Pagina:8. Giovanni Oberti.pdf/4


THE LARGE DEVICE


September 2008, Dafne Boggeri creates an enormous and lowered carton ceiling: walking inside the Careof space, through a strained passagenote1 that forces odd and clumsy movements, the visitor has the feeling of being in a place of imagination, maybe in the insides of a large animal that produces minimal and gentle movements with it’s slow breathing.
September 2009, Mauro Vignando suspends at mid-air an exact reproduction of a coffered ceiling, like if it were a room with non-existing walls. The light of his seven lamps transforms the space into a magic box.
Semptember 2010, space is still the heart of the exhibition that Careof devotes to a young Italian artist at every season opening. Giovanni Oberti creates a large device composed of primary mechanisms that concur to a common purpose: to gather elementary particles dispersed in space, then to elaborate them and return them in a different form.

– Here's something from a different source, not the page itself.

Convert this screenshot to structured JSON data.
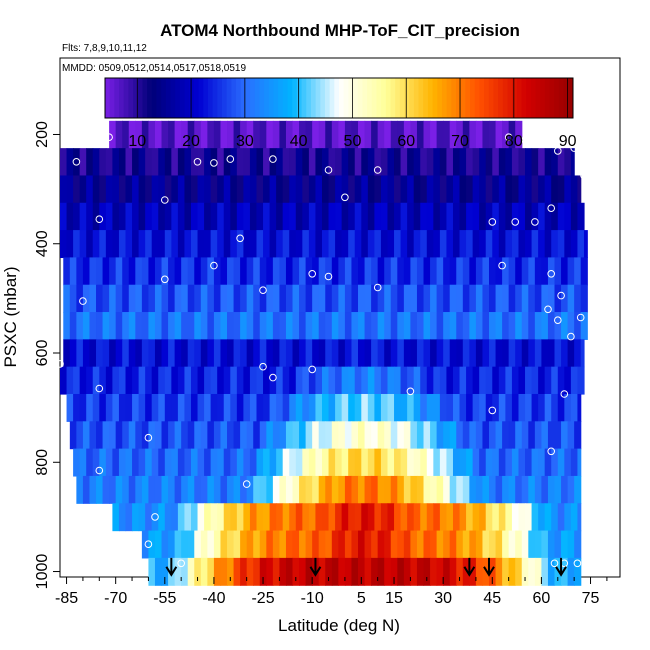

At the center of the gallery Oberti places the sculpture Untitled (Piedistallo per polvere), an about two meters high irregular pedestal act that collects the dust that deposits itself on its upper surface for the whole duration of the exhibition.
A neon shaped as the number eight set at the top of one of the four walls saturates the atmosphere with a warm glow. The continuous but barely perceptible flickering seems to almost animate the sinuous shape of the small sculpture.
Like an hourglass or a Möbius strip (or a Lemniscate) it sends back to the symbol of eternity, of infinity, of the constant transition of matter from one form to the other, metaphor of a stratified memory and therefore a recollection of the interior chronology of things. But it’s also an eight, which is the number of the planets of the solar system, the tips of the wind rose, in chemistry it’s the atomic number of oxygen, in nuclear physics it’s a magic number, in Christian symbolism the eighth day represents the transfiguration and the New Testament.
Through the use of more dehumidifiers the artist gathers the moisture present in the gallery space, in the warehouse, in the offices and then renews it every day creating a large puddle of water. This way he generates a perpetual cycle where everything is transformed, but just to turn back how it originally was: the water spilled on the floor evaporates, then it’s collected by the dehumidifiers, it spills again and then it evaporates once more. In this effort, the large device at every passage seizes, in a very subtle way, everything that lingers in the environment, it absorbs the light coming form the neon, it gathers part of the dust that deposits on the big sculpture, it assimilates the traces of the passing of visitors, of the architecture, of the walls... Everything enters a single circle of life and death, and as a large palindrome, its likely to be read and reread starting from one end or the other.
At the same time, day after day this big invisible machine deposits traces of limestone, mixed with dust and other sediments that draw on the floor irregular shapes placed one on top of the other, almost like jagged coasts eroded by continuous motion of the sea.
In those fragile forms just hinted on the floor, Oberti seems to narrate the relation between the elements that inhabit the space offering his own personal "translation", wich is not only a "reading" but most of all comprehension and synthesisnote2.